Kennt noch jemand den 2016 verstorbenen Historiker Ernst Nolte, der sich vor seinem Absturz zum Holocaust-Leugner mit dem Standardwerk „Der Faschismus in seiner Epoche“ großes Ansehen erworben hatte? Darin verglich er drei faschistische Strömungen, die um die Wende zum 20. Jahrhundert gegen die liberale wie gegen die sozialistische Bewegung aufstanden – im Deutschen Reich, in Italien und auch in Frankreich, wo die von dem katholischen Antisemiten Charles Maurras gegründete „Action française“ die Blaupause faschistischer Denkmuster lieferte.

Reaktionäre Hauptgewinner

Erlebt diese Epoche eine Renaissance? Die Wahlerfolge der ultrarechten und eben nicht gemäßigt-konservativen Parteien Rassemblement National, Fratelli d’Italia und Alternative für Deutschland bei den jüngsten Europawahlen lassen das befürchten. Doch es ist komplizierter. Man muss nicht gleich die Wiedergeburt das Faschismus wittern - aber interessant ist doch, dass die reaktionären Hauptgewinner gegen Liberale und Linke in den Nachfolgestaaten der 1945 geschlagenen Ur-Faschismen zu finden sind. Und man darf die Anrainer Österreich, Ungarn und Polen hinzuzählen, wo die Ultrarechte ebenfalls ein Drittel bis knapp die Hälfte der Wählerschaft anzog.
In Österreich überflügelten die „Freiheitlichen“, in den 1950er-Jahren als Sammelbecken kaum geläuterter Nazis gegründet, die konservativen Christdemokraten. In Polen bleibt trotz des Siegs der Liberal-Konservativen ein ultrarechter Block stark, ähnlich wie in Ungarn. Die dort mit Korruption und Rechtsbeugung regierende Fidesz Viktor Orbans malt die Wiederkehr eines Groß-Ungarn aus, das zwischen den beiden Weltkriegen der mit den Nazis kollaborierende Admiral Horthy verkörperte.
Giulia Meloni regiert unter dem Banner des postfaschistischen MSI, das 1945 ausdrücklich aus dem italienischen Verfassungsbogen ausgeschlossen wurde. In Frankreich wurden proeuropäische Christdemokraten und Gaullisten von den Le Pens an den Rand gedrängt, die italienische Christdemokratie ereilte das gleiche Schicksal durch Berlusconi, Salvini und Meloni. Die deutsche Union ist davon bisher verschont geblieben.
Es ist das Hauptanliegen der besagten Parteien, politische Strömungen und Denkformen zu rehabilitieren, die sich in der faschistischen Epoche auch als Kollaborationsregime gründlich kompromittiert hatten.

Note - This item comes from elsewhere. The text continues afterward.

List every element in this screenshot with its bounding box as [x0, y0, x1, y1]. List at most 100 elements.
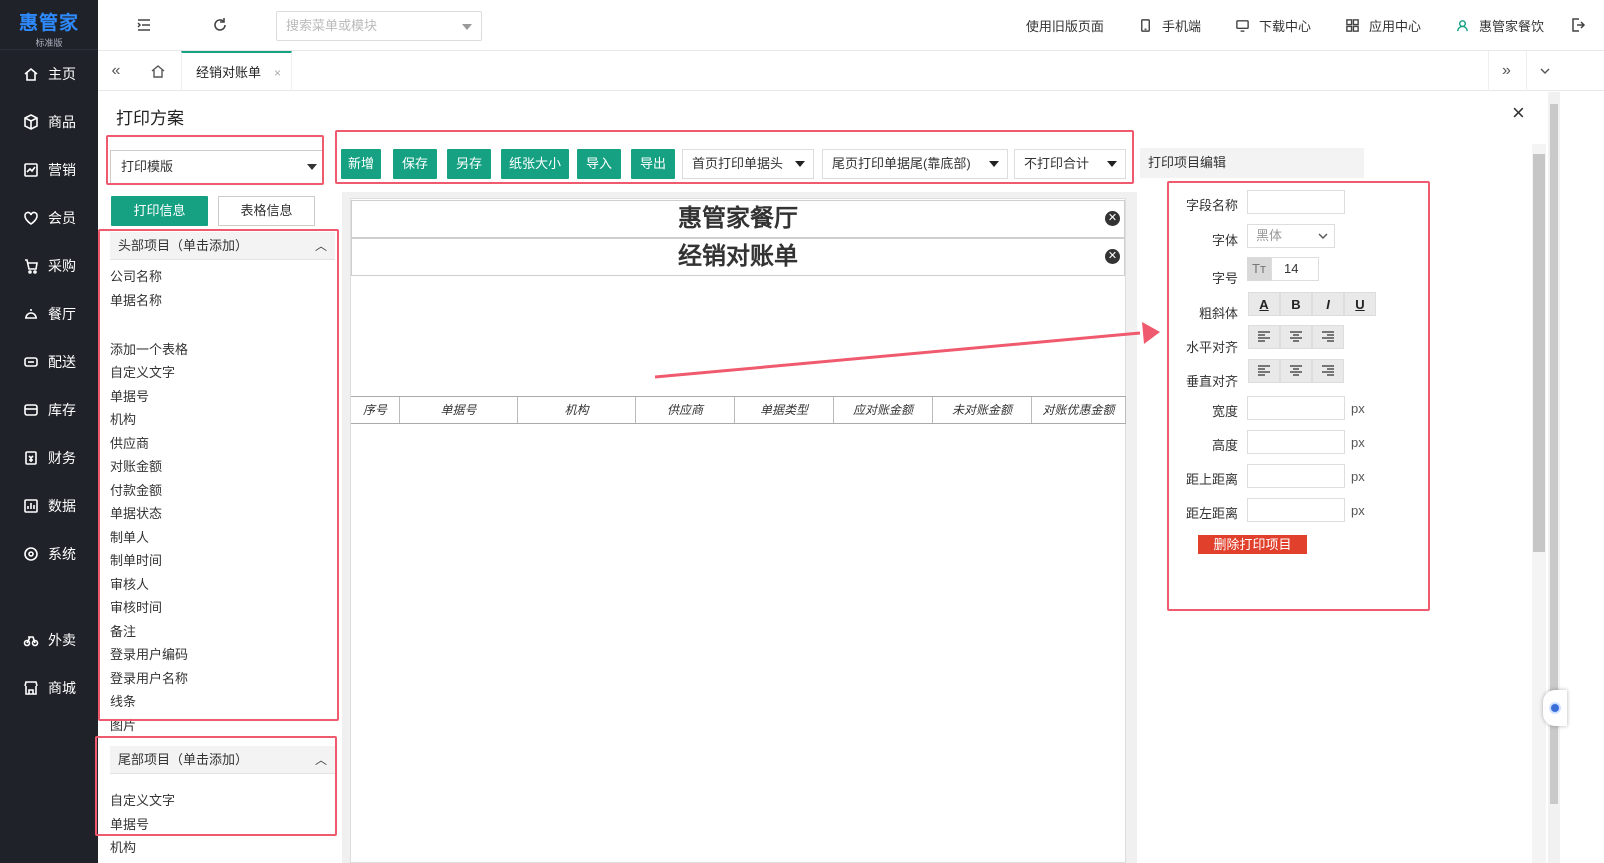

Jean-Marie Le Pen, der Gründervater des Clans, der im Juli die Macht in der französischen Republik zu erobern ansteht, entstammt diesem Milieu. Er verharmloste den Holocaust zu einer „Fußnote der Geschichte“, genau wie der AfD-„Ehrenvorsitzende“ Alexander Gauland.
Die Ultrarechten verbindet nicht nur die kompromisslose Ablehnung von Migration, der unbändige Hass auf politische Eliten und die penetrante Leugnung ökologischer Risiken, es einen sie auch antiwestliche Aversionen, vor allem gegen die nach 1945 hervorgetretene Führungsmacht Vereinigte Staaten.
Und da bringt die deutsche Landkarte – tiefschwarz im Westen, fast durchgängig blau-braun im Osten – eine zweite Besonderheit zutage: den Rechtsruck entlang der einstigen Ost-West-Grenze. In den Erfolgen von AfD und BSW zeigt sich keine Nostalgie für den Kommunismus, wohl aber eine seltsam anmutende Sympathie für ein sowjetfreies Russland und letztlich die Bereitschaft, Wladimir Putins Gewaltakt gegen ein europäisches Land hinzunehmen. Diese Neigung ist ein generelles Markenzeichen des aktuellen Postfaschismus, mit der möglichen Ausnahme Italiens, die eventuell auch nur taktischer Natur ist.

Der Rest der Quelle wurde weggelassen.